Altman sendiri menambahkan dengan nada yang mengundang senyum: “Saya tidak berharap mereka akan lebih lunak kepada kami, dan saya yakin saya akan melakukan bagian saya untuk memungkinkan itu dengan keputusan bodoh sesekali.”
Tapi janji editorial independence dari pemilik baru selalu mudah diucapkan di awal. Pertanyaan sesungguhnya adalah apakah TBPN akan tetap kritis terhadap OpenAI ketika ada kontroversi yang melibatkan perusahaan tersebut secara langsung dan seberapa lama kredibilitas yang dibangun Coogan dan Hays akan bertahan di bawah kepemilikan baru.
TBPN bukan satu-satunya akuisisi tidak biasa OpenAI belakangan ini.

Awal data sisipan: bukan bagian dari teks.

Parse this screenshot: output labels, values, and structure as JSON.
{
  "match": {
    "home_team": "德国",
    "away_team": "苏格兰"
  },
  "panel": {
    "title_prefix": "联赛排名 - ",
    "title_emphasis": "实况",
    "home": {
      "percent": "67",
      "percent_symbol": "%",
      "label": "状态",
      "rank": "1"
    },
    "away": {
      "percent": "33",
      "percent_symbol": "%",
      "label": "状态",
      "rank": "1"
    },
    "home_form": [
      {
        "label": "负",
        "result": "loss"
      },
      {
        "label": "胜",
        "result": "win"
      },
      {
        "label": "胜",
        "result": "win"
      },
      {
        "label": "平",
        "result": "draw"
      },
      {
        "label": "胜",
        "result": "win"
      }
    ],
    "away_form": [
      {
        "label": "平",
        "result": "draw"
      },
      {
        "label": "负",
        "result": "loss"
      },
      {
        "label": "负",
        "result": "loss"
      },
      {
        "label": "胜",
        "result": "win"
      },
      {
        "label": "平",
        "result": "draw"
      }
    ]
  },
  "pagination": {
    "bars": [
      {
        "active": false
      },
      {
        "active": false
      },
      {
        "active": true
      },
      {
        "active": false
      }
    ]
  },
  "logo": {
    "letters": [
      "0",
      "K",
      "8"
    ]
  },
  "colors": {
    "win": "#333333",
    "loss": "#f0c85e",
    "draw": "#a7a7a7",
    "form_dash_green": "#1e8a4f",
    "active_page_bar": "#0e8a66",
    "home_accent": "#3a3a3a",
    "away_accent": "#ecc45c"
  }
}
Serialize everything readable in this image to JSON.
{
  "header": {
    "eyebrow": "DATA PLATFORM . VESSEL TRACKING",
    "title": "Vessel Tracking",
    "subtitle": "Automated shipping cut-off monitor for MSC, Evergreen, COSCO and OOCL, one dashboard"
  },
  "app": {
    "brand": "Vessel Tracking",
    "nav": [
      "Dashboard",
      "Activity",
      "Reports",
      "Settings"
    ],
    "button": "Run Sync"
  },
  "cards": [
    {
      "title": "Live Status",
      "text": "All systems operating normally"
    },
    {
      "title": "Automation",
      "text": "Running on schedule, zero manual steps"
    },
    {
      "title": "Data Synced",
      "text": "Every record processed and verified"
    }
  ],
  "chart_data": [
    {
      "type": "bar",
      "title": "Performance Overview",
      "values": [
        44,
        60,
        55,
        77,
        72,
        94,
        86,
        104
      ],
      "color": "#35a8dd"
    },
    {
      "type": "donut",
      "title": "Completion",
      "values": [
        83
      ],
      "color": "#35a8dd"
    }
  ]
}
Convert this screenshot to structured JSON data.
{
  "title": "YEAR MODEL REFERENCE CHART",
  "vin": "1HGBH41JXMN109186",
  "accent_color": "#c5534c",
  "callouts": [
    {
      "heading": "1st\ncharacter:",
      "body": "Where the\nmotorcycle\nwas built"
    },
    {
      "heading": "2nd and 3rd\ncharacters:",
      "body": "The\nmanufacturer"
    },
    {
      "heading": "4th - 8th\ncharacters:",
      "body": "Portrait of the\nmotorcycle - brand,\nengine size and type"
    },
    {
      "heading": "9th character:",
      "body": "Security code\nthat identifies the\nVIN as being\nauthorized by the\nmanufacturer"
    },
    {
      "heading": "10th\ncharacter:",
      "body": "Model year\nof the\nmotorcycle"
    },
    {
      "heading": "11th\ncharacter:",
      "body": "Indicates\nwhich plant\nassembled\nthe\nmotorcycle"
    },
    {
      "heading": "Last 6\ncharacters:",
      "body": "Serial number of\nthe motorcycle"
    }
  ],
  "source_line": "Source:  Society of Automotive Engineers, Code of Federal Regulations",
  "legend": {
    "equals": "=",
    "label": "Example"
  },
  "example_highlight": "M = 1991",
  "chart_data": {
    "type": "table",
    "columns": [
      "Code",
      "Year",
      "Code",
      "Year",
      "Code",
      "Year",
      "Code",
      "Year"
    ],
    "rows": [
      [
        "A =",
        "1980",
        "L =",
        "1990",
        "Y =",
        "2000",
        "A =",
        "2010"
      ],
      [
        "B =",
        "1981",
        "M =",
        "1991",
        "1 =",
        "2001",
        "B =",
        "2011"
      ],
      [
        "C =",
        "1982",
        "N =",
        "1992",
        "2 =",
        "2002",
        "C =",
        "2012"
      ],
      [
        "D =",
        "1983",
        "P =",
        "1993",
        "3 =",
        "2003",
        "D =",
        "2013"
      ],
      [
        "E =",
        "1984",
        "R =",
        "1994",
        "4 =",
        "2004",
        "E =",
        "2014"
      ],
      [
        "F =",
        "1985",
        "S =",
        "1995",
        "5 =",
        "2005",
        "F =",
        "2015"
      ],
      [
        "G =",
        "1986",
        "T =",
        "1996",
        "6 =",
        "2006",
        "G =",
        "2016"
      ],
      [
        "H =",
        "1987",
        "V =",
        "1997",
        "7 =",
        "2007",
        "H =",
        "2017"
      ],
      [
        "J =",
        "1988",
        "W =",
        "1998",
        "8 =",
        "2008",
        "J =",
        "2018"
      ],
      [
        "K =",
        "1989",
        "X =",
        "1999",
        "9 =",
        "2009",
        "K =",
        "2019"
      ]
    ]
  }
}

Sebelumnya, perusahaan sudah membeli studio perangkat keras Jony Ive senilai USD 6,4 miliar, startup health-tech Torch, dan merekrut developer viral asal Austria, Peter Steinberger.
Pola yang terlihat adalah eksperimentasi agresif di berbagai area dari hardware hingga media, di luar kompetensi inti AI yang menjadi fondasi perusahaan.
Bagi perusahaan yang baru saja menutup putaran pendanaan USD 122 miliar dan sedang mempersiapkan IPO, eksperimentasi ini masih bisa dibenarkan secara finansial. Tapi semakin banyak langkah yang sulit dijelaskan dengan narasi tunggal yang koheren, semakin besar pertanyaan investor tentang fokus dan disiplin alokasi modal.